Cette question de l’équité entre les générations reste néanmoins complexe, elle appelle une approche qui doit prendre en compte plusieurs critères :


- un critère instantané fondé sur la situation des classes d’âges à un moment donné en comparant les revenus par âge. Rappelons à cet égard que la note de France Stratégie indique que le taux de pauvreté des moins de 25 ans, qui était déjà deux fois supérieur à celui des plus de 60 ans en 1996, lui était 2,5 fois supérieur en 2012.


-un critère inter temporel basé sur la comparaison des générations en proportion de ce qu’elles reçoivent et ce à quoi elles ont contribué.

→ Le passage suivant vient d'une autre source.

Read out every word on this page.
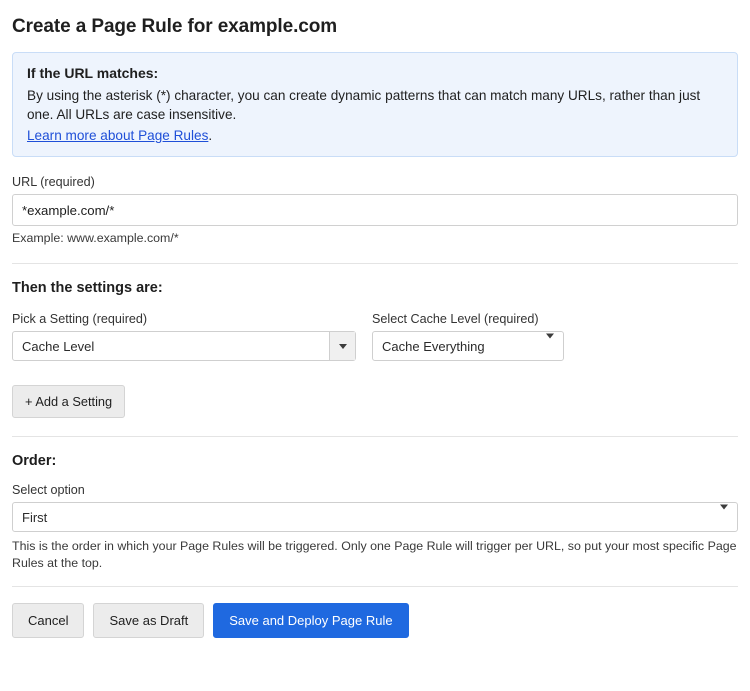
Create a Page Rule for example.com
If the URL matches:
By using the asterisk (*) character, you can create dynamic patterns that can match many URLs, rather than just one. All URLs are case insensitive.
Learn more about Page Rules.
URL (required)
*example.com/*
Example: www.example.com/*
Then the settings are:
Pick a Setting (required)
Cache Level
Select Cache Level (required)
Cache Everything
+ Add a Setting
Order:
Select option
First
This is the order in which your Page Rules will be triggered. Only one Page Rule will trigger per URL, so put your most specific Page Rules at the top.
Cancel	Save as Draft	Save and Deploy Page Rule
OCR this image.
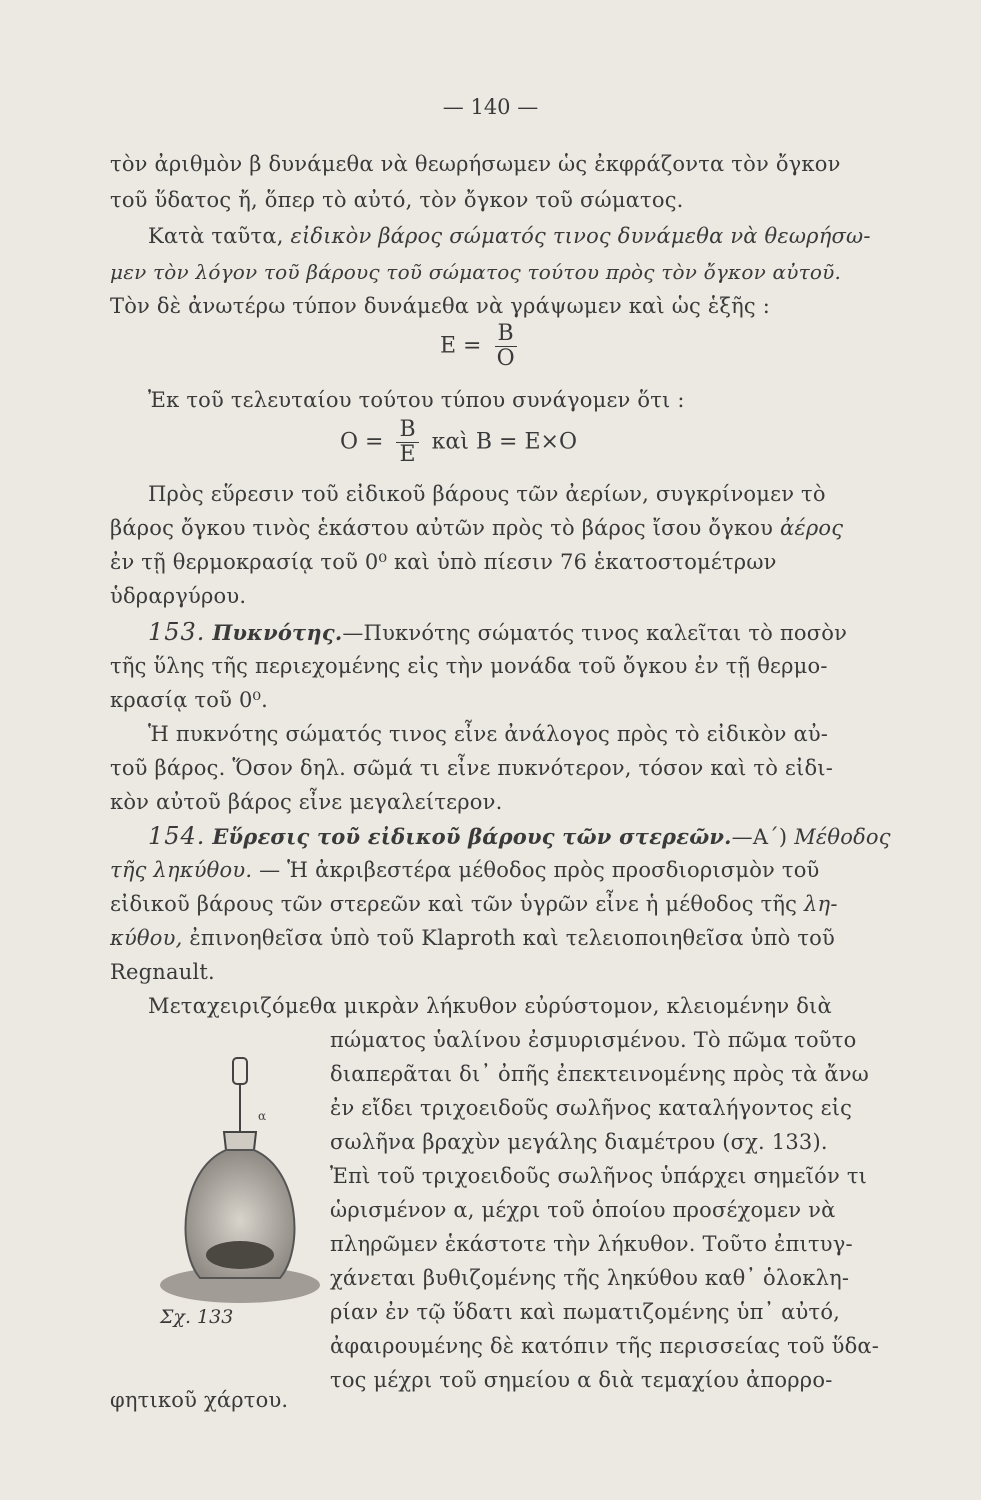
— 140 —
τὸν ἀριθμὸν β δυνάμεθα νὰ θεωρήσωμεν ὡς ἐκφράζοντα τὸν ὄγκον
τοῦ ὕδατος ἤ, ὅπερ τὸ αὐτό, τὸν ὄγκον τοῦ σώματος.
Κατὰ ταῦτα, εἰδικὸν βάρος σώματός τινος δυνάμεθα νὰ θεωρήσω-
μεν τὸν λόγον τοῦ βάρους τοῦ σώματος τούτου πρὸς τὸν ὄγκον αὐτοῦ.
Τὸν δὲ ἀνωτέρω τύπον δυνάμεθα νὰ γράψωμεν καὶ ὡς ἑξῆς :
$E = \frac{B}{O}$
Ἐκ τοῦ τελευταίου τούτου τύπου συνάγομεν ὅτι :
$O = \frac{B}{E}$ καὶ B = E×O
Πρὸς εὕρεσιν τοῦ εἰδικοῦ βάρους τῶν ἀερίων, συγκρίνομεν τὸ
βάρος ὄγκου τινὸς ἑκάστου αὐτῶν πρὸς τὸ βάρος ἴσου ὄγκου ἀέρος
ἐν τῇ θερμοκρασίᾳ τοῦ 0⁰ καὶ ὑπὸ πίεσιν 76 ἑκατοστομέτρων
ὑδραργύρου.
153. Πυκνότης.—Πυκνότης σώματός τινος καλεῖται τὸ ποσὸν
τῆς ὕλης τῆς περιεχομένης εἰς τὴν μονάδα τοῦ ὄγκου ἐν τῇ θερμο-
κρασίᾳ τοῦ 0⁰.
Ἡ πυκνότης σώματός τινος εἶνε ἀνάλογος πρὸς τὸ εἰδικὸν αὐ-
τοῦ βάρος. Ὅσον δηλ. σῶμά τι εἶνε πυκνότερον, τόσον καὶ τὸ εἰδι-
κὸν αὐτοῦ βάρος εἶνε μεγαλείτερον.
154. Εὕρεσις τοῦ εἰδικοῦ βάρους τῶν στερεῶν.—Α΄) Μέθοδος
τῆς ληκύθου. — Ἡ ἀκριβεστέρα μέθοδος πρὸς προσδιορισμὸν τοῦ
εἰδικοῦ βάρους τῶν στερεῶν καὶ τῶν ὑγρῶν εἶνε ἡ μέθοδος τῆς λη-
κύθου, ἐπινοηθεῖσα ὑπὸ τοῦ Klaproth καὶ τελειοποιηθεῖσα ὑπὸ τοῦ
Regnault.
Μεταχειριζόμεθα μικρὰν λήκυθον εὐρύστομον, κλειομένην διὰ
πώματος ὑαλίνου ἐσμυρισμένου. Τὸ πῶμα τοῦτο
διαπερᾶται δι᾽ ὀπῆς ἐπεκτεινομένης πρὸς τὰ ἄνω
ἐν εἴδει τριχοειδοῦς σωλῆνος καταλήγοντος εἰς
σωλῆνα βραχὺν μεγάλης διαμέτρου (σχ. 133).
Ἐπὶ τοῦ τριχοειδοῦς σωλῆνος ὑπάρχει σημεῖόν τι
ὡρισμένον α, μέχρι τοῦ ὁποίου προσέχομεν νὰ
πληρῶμεν ἑκάστοτε τὴν λήκυθον. Τοῦτο ἐπιτυγ-
χάνεται βυθιζομένης τῆς ληκύθου καθ᾽ ὁλοκλη-
ρίαν ἐν τῷ ὕδατι καὶ πωματιζομένης ὑπ᾽ αὐτό,
ἀφαιρουμένης δὲ κατόπιν τῆς περισσείας τοῦ ὕδα-
τος μέχρι τοῦ σημείου α διὰ τεμαχίου ἀπορρο-
φητικοῦ χάρτου.
α
Σχ. 133
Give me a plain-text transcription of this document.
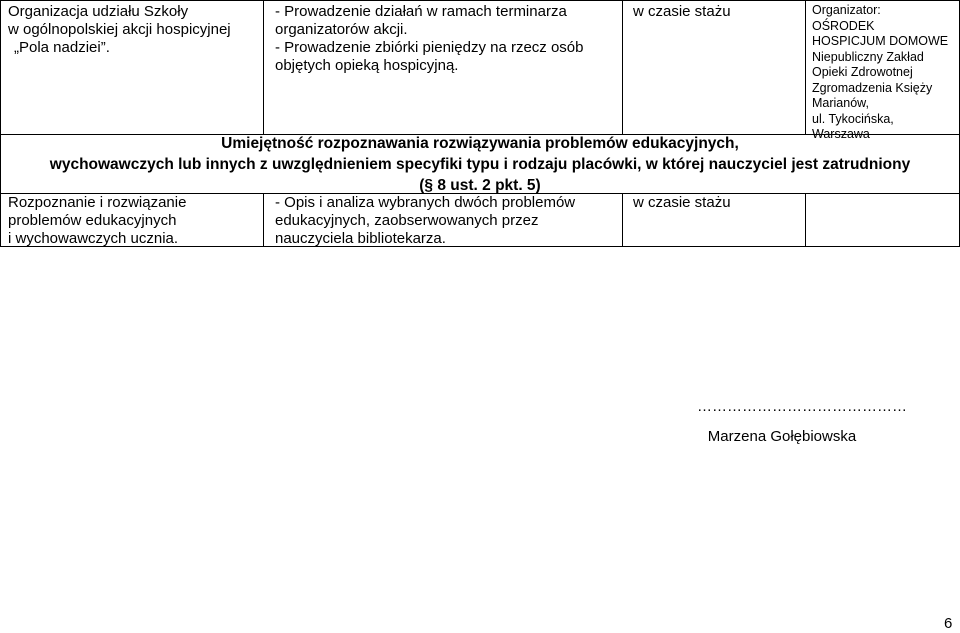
Organizacja udziału Szkoły
w ogólnopolskiej akcji hospicyjnej
„Pola nadziei”.
- Prowadzenie działań w ramach terminarza
organizatorów akcji.
- Prowadzenie zbiórki pieniędzy na rzecz osób
objętych opieką hospicyjną.
w czasie stażu	Organizator:
OŚRODEK
HOSPICJUM DOMOWE
Niepubliczny Zakład
Opieki Zdrowotnej
Zgromadzenia Księży
Marianów,
ul. Tykocińska,
Warszawa
Umiejętność rozpoznawania rozwiązywania problemów edukacyjnych,
wychowawczych lub innych z uwzględnieniem specyfiki typu i rodzaju placówki, w której nauczyciel jest zatrudniony
(§ 8 ust. 2 pkt. 5)
Rozpoznanie i rozwiązanie
problemów edukacyjnych
i wychowawczych ucznia.
- Opis i analiza wybranych dwóch problemów
edukacyjnych, zaobserwowanych przez
nauczyciela bibliotekarza.
w czasie stażu
……………………………………
Marzena Gołębiowska
6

-un critère inter-temporel entre les générations à différentes périodes en adoptant une vision prospective fondé sur les prévisions du Conseil d’orientation des retraites (COR) – avec les scénarios actuels à législation inchangée – les retraites diminueront en euros constant et l’âge de départ augmentera de 3,5 années pour s’établir à 63,5 ans.


-et enfin, un quatrième critère inter temporel fondé sur les niveaux de vie entre les générations à différentes périodes.


La note de France stratégie a le mérite de lever quelques faux semblants et idées reçus sur le prétendu sort d’une génération sacrifiée mais elle fait fi de la question des inégalités qui existent au sein même des tranches d’âges à différentes période. Une analyse des transferts sociaux sans introduire la dimension de la répartition (dans l’échelle des revenus) évacue une grande partie de la question.




Vers une nouvelle génération de droits sociaux?


Les réformes à venir et les efforts supplémentaires qui seront demandés devront tenir compte de la situation des différents groupes d’âges en termes de vie et de pauvreté. Au moment où la sécurité sociale fête son 70 éme anniversaire en ayant démontré sa capacité à sécuriser un grand nombre de personnes rappelons que la génération qui sera aux commandes dans les années à venir sera la moins couverte et la moins consciente des enjeux de la protection sociale. Il faut redéployer notre système de protection sociale vers des nouveaux risques mal pris en compte dans le système actuel tels que le chômage, l’insertion sociale de plus en plus difficile, la pauvreté, la précarité, l’accès au logement et les renoncements aux soins.


C’est également tout le système de protection sociale à destination de la jeunesse qui est à revoir et la remise à plat des dispositifs ciblés qui ont prouvé leur inefficacité depuis une vingtaine d’année. A plus court termes, il serait également opportun d’harmoniser la définition des bornes d’âges des « jeunes ». Les bornes d’âges varient en fonction du dispositif sélectionné, de l’organisme en cause, ce qui empêche une vision d’ensemble.